FBI Director James Comey is in the hot seat right now, and he’s not happy about it. The government took a giant step back in its legal battle with Apple on Monday, moving to postpone further hearings until it had tested a new method of cracking into the iPhone at the center of the case.
The problem is, until Monday’s motion, the FBI had been claiming that it had no way to access data on the locked iPhone without Apple’s help. But suddenly, an “outside party” had given them a hot new hack, and they didn’t need Apple’s help. The change could have huge ramifications on the entire Apple case, and was a whiplash-inducing reversal of the government’s prior barrage of legal pressure on Apple.

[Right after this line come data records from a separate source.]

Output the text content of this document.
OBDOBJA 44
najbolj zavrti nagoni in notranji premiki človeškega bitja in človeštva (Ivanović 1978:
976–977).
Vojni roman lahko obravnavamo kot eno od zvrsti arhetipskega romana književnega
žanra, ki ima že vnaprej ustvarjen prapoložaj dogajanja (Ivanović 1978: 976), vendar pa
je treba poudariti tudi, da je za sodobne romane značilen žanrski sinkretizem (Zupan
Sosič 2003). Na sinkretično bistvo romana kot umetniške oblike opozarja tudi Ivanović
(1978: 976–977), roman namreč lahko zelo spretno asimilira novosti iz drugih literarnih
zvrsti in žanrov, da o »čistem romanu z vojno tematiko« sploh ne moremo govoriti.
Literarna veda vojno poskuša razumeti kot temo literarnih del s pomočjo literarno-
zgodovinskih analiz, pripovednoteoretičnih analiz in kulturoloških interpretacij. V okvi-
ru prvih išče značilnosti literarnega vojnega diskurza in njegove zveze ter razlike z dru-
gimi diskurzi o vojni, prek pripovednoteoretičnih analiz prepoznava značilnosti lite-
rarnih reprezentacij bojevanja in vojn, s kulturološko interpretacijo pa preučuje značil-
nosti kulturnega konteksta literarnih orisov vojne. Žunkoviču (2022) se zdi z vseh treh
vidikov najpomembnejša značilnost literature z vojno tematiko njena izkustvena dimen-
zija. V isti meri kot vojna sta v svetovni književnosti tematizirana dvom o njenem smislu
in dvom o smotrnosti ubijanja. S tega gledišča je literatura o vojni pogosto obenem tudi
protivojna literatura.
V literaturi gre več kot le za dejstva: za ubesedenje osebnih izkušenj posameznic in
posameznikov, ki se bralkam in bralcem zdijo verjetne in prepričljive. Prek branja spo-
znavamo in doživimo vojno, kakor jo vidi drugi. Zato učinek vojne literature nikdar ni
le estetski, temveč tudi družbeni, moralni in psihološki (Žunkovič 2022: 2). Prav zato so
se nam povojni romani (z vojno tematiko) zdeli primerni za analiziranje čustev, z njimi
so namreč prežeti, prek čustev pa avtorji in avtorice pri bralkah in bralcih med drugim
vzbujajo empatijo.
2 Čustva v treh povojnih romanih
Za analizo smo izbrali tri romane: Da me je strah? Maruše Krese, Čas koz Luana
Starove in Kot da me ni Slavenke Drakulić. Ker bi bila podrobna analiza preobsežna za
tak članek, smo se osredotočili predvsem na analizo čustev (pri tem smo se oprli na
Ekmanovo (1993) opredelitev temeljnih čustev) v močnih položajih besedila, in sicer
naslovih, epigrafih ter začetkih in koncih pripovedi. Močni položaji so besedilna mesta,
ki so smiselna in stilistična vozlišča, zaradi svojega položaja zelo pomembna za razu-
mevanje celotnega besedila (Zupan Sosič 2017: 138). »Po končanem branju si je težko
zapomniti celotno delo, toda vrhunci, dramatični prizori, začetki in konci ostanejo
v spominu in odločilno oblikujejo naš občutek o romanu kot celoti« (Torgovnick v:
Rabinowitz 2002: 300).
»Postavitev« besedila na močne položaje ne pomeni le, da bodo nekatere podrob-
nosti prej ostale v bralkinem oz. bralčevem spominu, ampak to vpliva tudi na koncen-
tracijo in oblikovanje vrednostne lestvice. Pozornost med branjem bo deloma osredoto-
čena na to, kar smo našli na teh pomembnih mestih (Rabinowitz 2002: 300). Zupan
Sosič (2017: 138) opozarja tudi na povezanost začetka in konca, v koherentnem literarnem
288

The Wall Street Journal called them out on it, publishing an op-ed article on Tuesday that repeatedly called the FBI’s dealings with Apple dishonest, accusing them of lying on several occasions. According to the Journal, the FBI had previously claimed that it had “exhausted all other practical options” for breaking into the phone — which turned out not to be true.
“Now we learn the FBI, far from exhausting all other practical options, had been pursuing such non-Apple leads all along,” the article said. “Justice also fibbed by saying the Apple case is about one phone,” and “rushed to legal war with dubious theories.”
In keeping with their prior legal strategies, the government, represented by Director Comey, hit back immediately with a letter to the Wall Street Journal’s editors.
Regarding your editorial “The Encryption Meltdown; The FBI now says its Apple assault might not even be necessary” (March 22): You are simply wrong to assert that the FBI and the Justice Department lied about our ability to access the San Bernardino killer’s phone.
The San Bernardino case, Comey said, “stimulated creative people around the world to see what they might be able to do,” and “lots of folks came to us with ideas.” Comey also denied that the case was about setting precedent for future cases, despite the fact that the government is already trying to get into several other phones in different cases.
Essentially, Comey is sticking to the “we did nothing wrong” plan, and the future of the case now rests almost entirely on the outcome of the outside party’s plan to hack their way in.